I continue to ask myself if I am ready to let go. Ready to let go of food as a friend, with friends and as a central thought during the day. At 11:30 I was amazed that I had not let the thought of food take over my morning. Usually by 9:30am I am ready to decide what I will be eating for lunch and by 3pm I am ready to know what's for dinner. I hope that these small victories will fuel my soul to see that there is a way to let go of my desires for food. Today I weigh in at 211.6

Consistently Inconsistent

This behavior follows me where ever I go...cleaning, raising kids, having a sweet spirit, excercising and eating. I have a plan and I work the plan for a few days and before I know it I throw the plan out the window and let James Coney Island come in my car window. I spoke to friends at work about being prepared and eating some healthy snacks before leaving the office, but time got away from me and 1 1/2 hours later I am stuffing my face with who knows how many calories (they don't have nutritional info online). Today I weigh in at 211.8 lbs.

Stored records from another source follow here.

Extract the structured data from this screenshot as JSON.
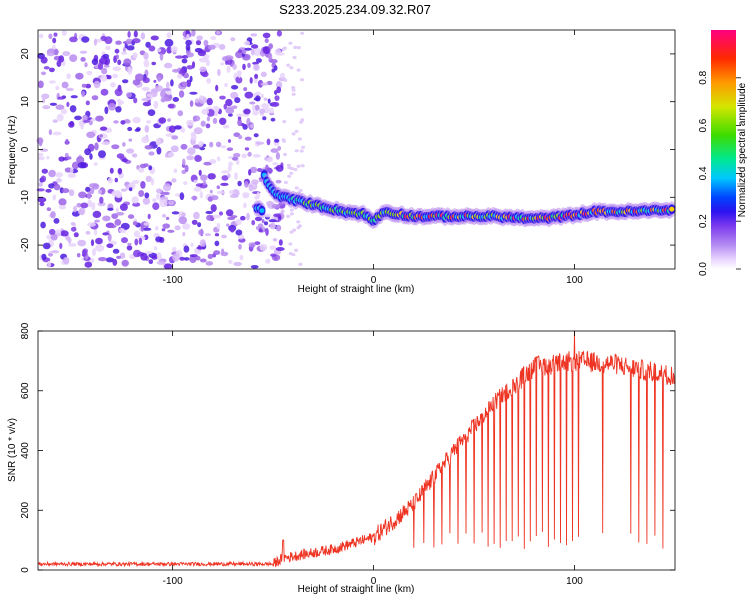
{
  "title": "S233.2025.234.09.32.R07",
  "chart_data": [
    {
      "type": "heatmap",
      "name": "spectrogram",
      "xlabel": "Height of straight line (km)",
      "ylabel": "Frequency (Hz)",
      "xlim": [
        -167,
        150
      ],
      "ylim": [
        -25,
        25
      ],
      "xticks": [
        -100,
        0,
        100
      ],
      "yticks": [
        -20,
        -10,
        0,
        10,
        20
      ],
      "colorbar": {
        "label": "Normalized spectral amplitude",
        "range": [
          0.0,
          1.0
        ],
        "ticks": [
          "0.0",
          "0.2",
          "0.4",
          "0.6",
          "0.8"
        ],
        "colors": [
          "#ffffff",
          "#e9d5ff",
          "#b58cf2",
          "#7c3aed",
          "#2b13f0",
          "#0044ff",
          "#00c8ff",
          "#00e890",
          "#3ddc00",
          "#d4e600",
          "#ff9900",
          "#ff2a00",
          "#ff007f"
        ]
      },
      "ridge": [
        {
          "x": -55,
          "f": -5
        },
        {
          "x": -50,
          "f": -9
        },
        {
          "x": -45,
          "f": -10
        },
        {
          "x": -35,
          "f": -11
        },
        {
          "x": -25,
          "f": -12
        },
        {
          "x": -15,
          "f": -13
        },
        {
          "x": -5,
          "f": -13.5
        },
        {
          "x": 0,
          "f": -15
        },
        {
          "x": 5,
          "f": -13
        },
        {
          "x": 20,
          "f": -14
        },
        {
          "x": 40,
          "f": -14
        },
        {
          "x": 60,
          "f": -14
        },
        {
          "x": 80,
          "f": -14.5
        },
        {
          "x": 95,
          "f": -14
        },
        {
          "x": 110,
          "f": -13
        },
        {
          "x": 130,
          "f": -13
        },
        {
          "x": 150,
          "f": -12.5
        }
      ],
      "noise_region": [
        -167,
        -45
      ]
    },
    {
      "type": "line",
      "name": "snr",
      "xlabel": "Height of straight line (km)",
      "ylabel": "SNR (10 * v/v)",
      "xlim": [
        -167,
        150
      ],
      "ylim": [
        0,
        800
      ],
      "xticks": [
        -100,
        0,
        100
      ],
      "yticks": [
        0,
        200,
        400,
        600,
        800
      ],
      "line_color": "#ee3322",
      "envelope": [
        {
          "x": -167,
          "y": 20
        },
        {
          "x": -50,
          "y": 20
        },
        {
          "x": -45,
          "y": 40
        },
        {
          "x": -20,
          "y": 70
        },
        {
          "x": 0,
          "y": 110
        },
        {
          "x": 20,
          "y": 220
        },
        {
          "x": 40,
          "y": 400
        },
        {
          "x": 60,
          "y": 560
        },
        {
          "x": 80,
          "y": 680
        },
        {
          "x": 100,
          "y": 700
        },
        {
          "x": 120,
          "y": 690
        },
        {
          "x": 140,
          "y": 660
        },
        {
          "x": 150,
          "y": 650
        }
      ],
      "dropouts": [
        20,
        25,
        30,
        34,
        38,
        42,
        46,
        50,
        54,
        57,
        60,
        63,
        66,
        69,
        72,
        75,
        78,
        81,
        84,
        87,
        90,
        93,
        96,
        99,
        102,
        114,
        128,
        132,
        136,
        140,
        144
      ]
    }
  ]
}
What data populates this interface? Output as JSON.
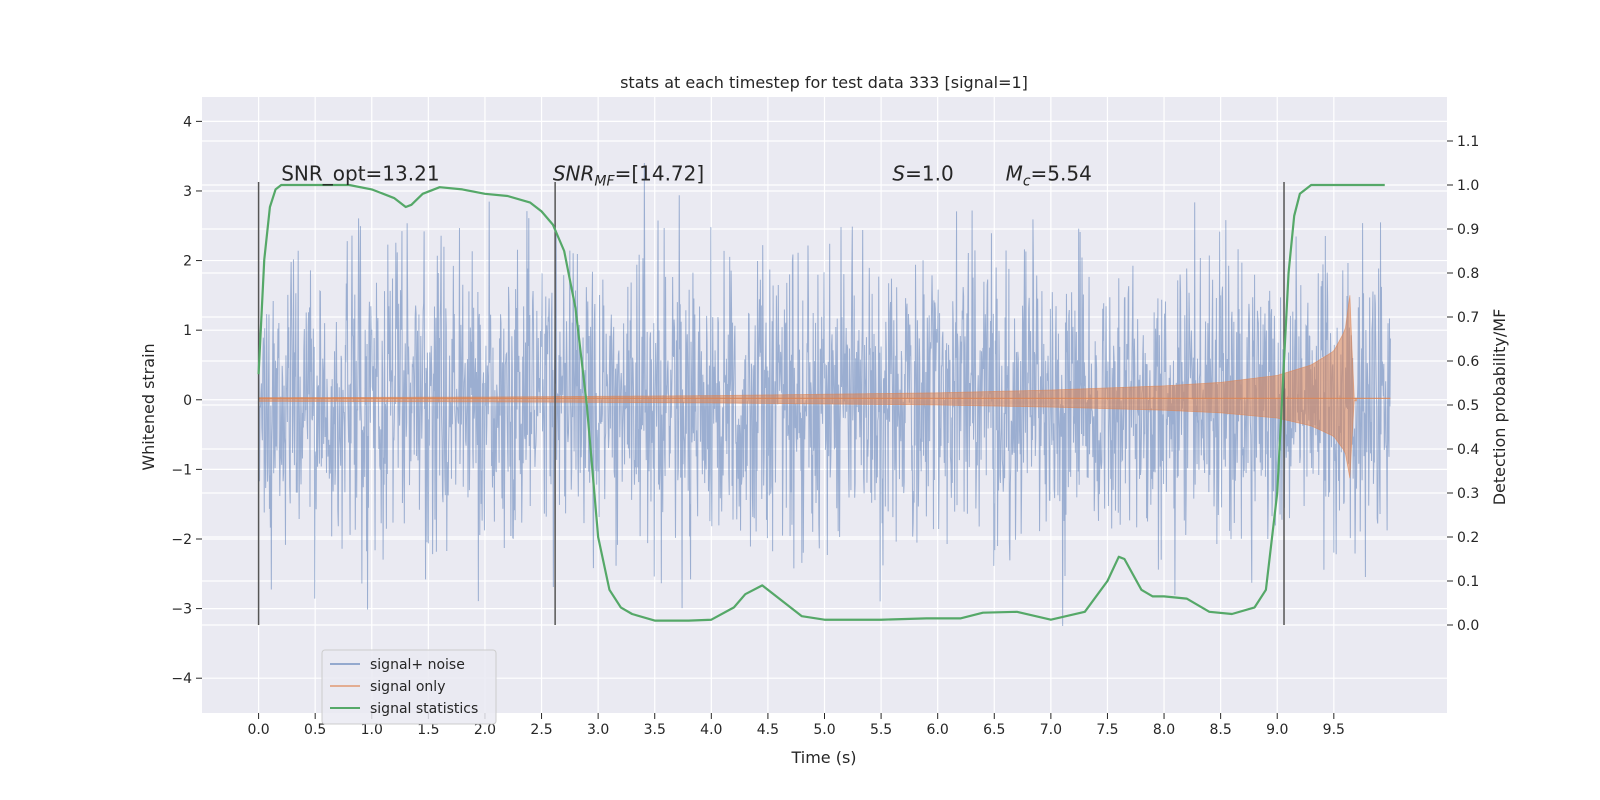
{
  "chart_data": {
    "type": "line",
    "title": "stats at each timestep for test data 333 [signal=1]",
    "xlabel": "Time (s)",
    "ylabel_left": "Whitened strain",
    "ylabel_right": "Detection probability/MF",
    "xlim": [
      -0.5,
      10.5
    ],
    "ylim_left": [
      -4.5,
      4.35
    ],
    "ylim_right": [
      -0.2,
      1.2
    ],
    "x_ticks": [
      0.0,
      0.5,
      1.0,
      1.5,
      2.0,
      2.5,
      3.0,
      3.5,
      4.0,
      4.5,
      5.0,
      5.5,
      6.0,
      6.5,
      7.0,
      7.5,
      8.0,
      8.5,
      9.0,
      9.5
    ],
    "x_tick_labels": [
      "0.0",
      "0.5",
      "1.0",
      "1.5",
      "2.0",
      "2.5",
      "3.0",
      "3.5",
      "4.0",
      "4.5",
      "5.0",
      "5.5",
      "6.0",
      "6.5",
      "7.0",
      "7.5",
      "8.0",
      "8.5",
      "9.0",
      "9.5"
    ],
    "y_left_ticks": [
      -4,
      -3,
      -2,
      -1,
      0,
      1,
      2,
      3,
      4
    ],
    "y_left_tick_labels": [
      "−4",
      "−3",
      "−2",
      "−1",
      "0",
      "1",
      "2",
      "3",
      "4"
    ],
    "y_right_ticks": [
      0.0,
      0.1,
      0.2,
      0.3,
      0.4,
      0.5,
      0.6,
      0.7,
      0.8,
      0.9,
      1.0,
      1.1
    ],
    "y_right_tick_labels": [
      "0.0",
      "0.1",
      "0.2",
      "0.3",
      "0.4",
      "0.5",
      "0.6",
      "0.7",
      "0.8",
      "0.9",
      "1.0",
      "1.1"
    ],
    "grid": true,
    "legend_position": "lower-left",
    "series": [
      {
        "name": "signal+ noise",
        "color": "#4c72b0",
        "axis": "left",
        "style": "noise",
        "x_range": [
          0.0,
          10.0
        ],
        "approx_sigma": 1.0
      },
      {
        "name": "signal only",
        "color": "#dd8452",
        "axis": "left",
        "style": "chirp",
        "x_range": [
          0.0,
          9.7
        ],
        "envelope": [
          [
            0.0,
            0.03
          ],
          [
            2.0,
            0.04
          ],
          [
            4.0,
            0.06
          ],
          [
            6.0,
            0.1
          ],
          [
            7.0,
            0.14
          ],
          [
            8.0,
            0.2
          ],
          [
            8.5,
            0.25
          ],
          [
            9.0,
            0.35
          ],
          [
            9.3,
            0.5
          ],
          [
            9.5,
            0.7
          ],
          [
            9.6,
            1.0
          ],
          [
            9.65,
            1.6
          ],
          [
            9.67,
            0.02
          ],
          [
            10.0,
            0.02
          ]
        ]
      },
      {
        "name": "signal statistics",
        "color": "#55a868",
        "axis": "right",
        "style": "line",
        "x": [
          0.0,
          0.05,
          0.1,
          0.15,
          0.2,
          0.3,
          0.5,
          0.8,
          1.0,
          1.2,
          1.3,
          1.35,
          1.45,
          1.6,
          1.8,
          2.0,
          2.2,
          2.4,
          2.5,
          2.6,
          2.7,
          2.8,
          2.9,
          3.0,
          3.1,
          3.2,
          3.3,
          3.5,
          3.8,
          4.0,
          4.2,
          4.3,
          4.45,
          4.6,
          4.8,
          5.0,
          5.5,
          5.9,
          6.2,
          6.4,
          6.7,
          7.0,
          7.3,
          7.5,
          7.6,
          7.65,
          7.8,
          7.9,
          8.0,
          8.2,
          8.4,
          8.6,
          8.8,
          8.9,
          9.0,
          9.05,
          9.1,
          9.15,
          9.2,
          9.3,
          9.5,
          9.7,
          9.95
        ],
        "y": [
          0.57,
          0.83,
          0.95,
          0.99,
          1.0,
          1.0,
          1.0,
          1.0,
          0.99,
          0.97,
          0.95,
          0.955,
          0.98,
          0.995,
          0.99,
          0.98,
          0.975,
          0.96,
          0.94,
          0.91,
          0.85,
          0.72,
          0.5,
          0.2,
          0.08,
          0.04,
          0.025,
          0.01,
          0.01,
          0.012,
          0.04,
          0.07,
          0.09,
          0.06,
          0.02,
          0.012,
          0.012,
          0.015,
          0.015,
          0.028,
          0.03,
          0.012,
          0.03,
          0.1,
          0.155,
          0.15,
          0.08,
          0.065,
          0.065,
          0.06,
          0.03,
          0.025,
          0.04,
          0.08,
          0.3,
          0.55,
          0.8,
          0.93,
          0.98,
          1.0,
          1.0,
          1.0,
          1.0
        ]
      }
    ],
    "vertical_lines": [
      {
        "x": 0.0,
        "y_range_right": [
          0.0,
          1.0
        ],
        "color": "#555555"
      },
      {
        "x": 2.62,
        "y_range_right": [
          0.0,
          1.0
        ],
        "color": "#555555"
      },
      {
        "x": 9.06,
        "y_range_right": [
          0.0,
          1.0
        ],
        "color": "#555555"
      }
    ],
    "annotations": [
      {
        "text": "SNR_opt=13.21",
        "x": 0.2,
        "y_right": 1.01,
        "italic": false
      },
      {
        "text": "SNR",
        "sub": "MF",
        "suffix": "=[14.72]",
        "x": 2.6,
        "y_right": 1.01,
        "italic": true
      },
      {
        "text": "S",
        "suffix": "=1.0",
        "x": 5.6,
        "y_right": 1.01,
        "italic": true
      },
      {
        "text": "M",
        "sub": "c",
        "suffix": "=5.54",
        "x": 6.6,
        "y_right": 1.01,
        "italic": true
      }
    ]
  }
}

Am I really ready to make a change??? I want this time to be different. I see others around me having so much success in their weight loss journeys, but I can't seem to get myself going. I started reading Made to Crave by Lysa Terkeurst and watching her weekly webinar. I have the information, but at some point in time I started telling myself that this is not something I could do. Others have more time, more disipline, more drive....what do I have? More excuses and that's it. I tell my son that excuses will get him nowhere and that's exactly where they have gotten me in one year...no where closer to my goals. Today I weigh in at 213.5 lbs.